東京で弁護士をしている同期と昼食をとりました。
同期というのは、司法研修所での司法修習期が同じという意味です。
それから、熊本城の散策に行きました。
結構じっくりと見て回ったので、3時間程度かかりました。
熊本城も割と時間をつぶせるところであることが分かりました。
その同期の話だと、東京では弁護士増員の悪影響がすでに出始めているそうです。
司法改革の目玉は、裁判員裁判と弁護士大増員です。
弁護士の大増員で、出てくる弊害は、「喰えない」弁護士が出てくることです。
喰えない弁護士というのは、まともな弁護士業では生活できない弁護士が出てくるということです。
弁護士が喰えなくなるとどうなるのでしょうか。
他の仕事で内職をすると言うことも考えられますが、「非弁提携」と呼ばれる業務に手を出すことです。
弁護士の資格がなければ代理業務ができません。
ところで、先日も熊本で弁護士資格がないのに債務整理代理業務をしていた人が逮捕される事件がありました。
このように、弁護士資格がない人が債務整理代理業務をすれば、弁護士業法違反で逮捕され、処罰されます。
ちなみに、司法書士は経済的利益が140万円以下の任意整理の代理業務はできますが、自己破産・民事再生の代理業務はできません。
そこで、弁護士資格がないのに債務整理の代理業務をしようと考える人は、弁護士の名義を借りようと考えます。
このような弁護士の名義を借りて債務整理の代理業務をする人に、弁護士が名義を貸すことを「非弁提携」といいます。
この行為は、弁護士法で禁止されています。
ところが、「喰えない」弁護士が増えてくると、この「非弁提携」の誘惑に乗ってしまう弁護士が出てくる危険性があります。
この「非弁提携」は、弁護士の名義で業務が行われているのですから、依頼者は弁護士がその業務を行っていると信じます。

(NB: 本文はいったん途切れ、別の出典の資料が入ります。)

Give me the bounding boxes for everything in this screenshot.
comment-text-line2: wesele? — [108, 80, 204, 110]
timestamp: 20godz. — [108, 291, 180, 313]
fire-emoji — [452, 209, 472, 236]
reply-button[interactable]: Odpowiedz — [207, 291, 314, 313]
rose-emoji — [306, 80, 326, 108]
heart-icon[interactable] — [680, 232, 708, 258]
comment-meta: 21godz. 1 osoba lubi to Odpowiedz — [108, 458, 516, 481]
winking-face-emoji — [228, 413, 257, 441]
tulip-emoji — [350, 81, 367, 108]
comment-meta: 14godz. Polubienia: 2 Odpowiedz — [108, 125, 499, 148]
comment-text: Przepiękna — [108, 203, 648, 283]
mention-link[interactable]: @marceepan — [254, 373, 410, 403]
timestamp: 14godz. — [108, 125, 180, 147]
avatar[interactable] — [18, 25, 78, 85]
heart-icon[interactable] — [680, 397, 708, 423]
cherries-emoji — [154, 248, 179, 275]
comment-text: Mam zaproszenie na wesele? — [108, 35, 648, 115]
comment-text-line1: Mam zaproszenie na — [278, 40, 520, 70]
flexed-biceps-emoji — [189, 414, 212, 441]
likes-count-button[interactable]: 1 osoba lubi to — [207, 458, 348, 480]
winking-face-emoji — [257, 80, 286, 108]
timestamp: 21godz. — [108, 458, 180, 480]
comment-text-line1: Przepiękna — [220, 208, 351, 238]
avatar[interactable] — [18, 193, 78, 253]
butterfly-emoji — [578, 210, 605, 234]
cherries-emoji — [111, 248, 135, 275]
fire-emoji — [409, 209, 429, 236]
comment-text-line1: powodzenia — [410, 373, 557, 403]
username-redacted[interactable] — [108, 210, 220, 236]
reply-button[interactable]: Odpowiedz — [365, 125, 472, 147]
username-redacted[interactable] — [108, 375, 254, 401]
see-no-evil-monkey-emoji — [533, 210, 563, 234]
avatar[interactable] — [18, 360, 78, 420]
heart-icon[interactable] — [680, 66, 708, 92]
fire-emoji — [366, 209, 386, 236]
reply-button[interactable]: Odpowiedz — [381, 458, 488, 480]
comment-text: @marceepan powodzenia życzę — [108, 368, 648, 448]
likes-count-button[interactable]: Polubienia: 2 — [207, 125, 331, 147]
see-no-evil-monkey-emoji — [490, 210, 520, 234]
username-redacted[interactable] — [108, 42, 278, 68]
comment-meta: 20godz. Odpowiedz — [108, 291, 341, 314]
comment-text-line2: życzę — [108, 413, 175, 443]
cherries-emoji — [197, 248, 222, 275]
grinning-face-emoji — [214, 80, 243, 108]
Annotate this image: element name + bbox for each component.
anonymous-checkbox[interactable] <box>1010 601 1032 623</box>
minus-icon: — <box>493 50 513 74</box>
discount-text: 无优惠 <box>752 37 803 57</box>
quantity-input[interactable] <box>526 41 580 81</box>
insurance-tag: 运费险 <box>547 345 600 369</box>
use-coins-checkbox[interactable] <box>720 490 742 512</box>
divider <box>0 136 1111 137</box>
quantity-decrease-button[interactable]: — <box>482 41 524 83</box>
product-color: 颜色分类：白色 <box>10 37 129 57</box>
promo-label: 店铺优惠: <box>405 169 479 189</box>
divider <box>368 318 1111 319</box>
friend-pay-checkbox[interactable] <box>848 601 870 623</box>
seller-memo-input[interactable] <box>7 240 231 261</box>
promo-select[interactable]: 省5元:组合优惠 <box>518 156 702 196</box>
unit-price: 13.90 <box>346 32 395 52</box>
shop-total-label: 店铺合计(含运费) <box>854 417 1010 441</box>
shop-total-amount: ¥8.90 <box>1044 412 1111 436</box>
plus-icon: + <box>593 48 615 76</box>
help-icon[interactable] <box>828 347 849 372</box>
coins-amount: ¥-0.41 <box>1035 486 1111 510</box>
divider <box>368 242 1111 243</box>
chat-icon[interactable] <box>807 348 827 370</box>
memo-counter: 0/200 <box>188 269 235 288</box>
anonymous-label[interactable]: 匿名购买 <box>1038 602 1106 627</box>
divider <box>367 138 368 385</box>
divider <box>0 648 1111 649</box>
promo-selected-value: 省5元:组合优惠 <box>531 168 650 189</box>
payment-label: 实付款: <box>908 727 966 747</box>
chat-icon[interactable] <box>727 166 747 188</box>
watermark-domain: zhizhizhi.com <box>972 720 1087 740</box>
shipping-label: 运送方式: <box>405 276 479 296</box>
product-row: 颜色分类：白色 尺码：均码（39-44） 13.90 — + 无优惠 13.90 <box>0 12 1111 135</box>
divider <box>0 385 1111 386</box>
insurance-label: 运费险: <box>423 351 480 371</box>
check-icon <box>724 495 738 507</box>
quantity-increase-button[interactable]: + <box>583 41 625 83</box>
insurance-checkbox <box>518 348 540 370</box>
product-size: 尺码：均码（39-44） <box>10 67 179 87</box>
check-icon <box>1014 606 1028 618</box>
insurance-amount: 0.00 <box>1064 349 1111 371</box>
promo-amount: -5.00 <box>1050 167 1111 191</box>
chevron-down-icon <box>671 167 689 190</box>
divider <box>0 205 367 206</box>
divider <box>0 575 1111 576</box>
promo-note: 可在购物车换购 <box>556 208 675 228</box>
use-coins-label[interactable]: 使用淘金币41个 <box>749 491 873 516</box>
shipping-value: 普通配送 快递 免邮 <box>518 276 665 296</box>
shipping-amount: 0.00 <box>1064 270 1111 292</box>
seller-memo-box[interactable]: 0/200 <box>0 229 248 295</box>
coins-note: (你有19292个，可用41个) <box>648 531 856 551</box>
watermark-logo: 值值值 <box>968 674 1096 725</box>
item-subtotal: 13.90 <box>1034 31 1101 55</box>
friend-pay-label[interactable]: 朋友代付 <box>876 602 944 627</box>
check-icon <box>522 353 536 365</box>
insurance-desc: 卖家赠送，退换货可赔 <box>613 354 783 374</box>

他方で、他人である弁護士の名義で行われる業務ですから、弁護士が行う業務と比べるまでもなくいい加減な業務であることは簡単に想像ができます。
そこでは、非弁提携の依頼者が大きな不利益を被らせる危険性があります。
日本の弁護士数は、アメリカ合衆国などの欧米の弁護士数に比べて少ないことはかなり以前から指摘されています。
アメリカ合衆国の弁護士は、日本の司法書士、行政書士が行うような業務も行っているのですが、それを考慮しても、日本に比べて遙かに多いのは事実です。
そして、国民の司法サービスを受ける利便性を考えるならば、弁護士数を増やす必要はあります。
ただ、現在の増員ペースは急激です。
また、裁判官・検察官を増やさずに弁護士だけ増やしても、国民の司法サービスを受ける利便性が向上するわけではないはずです。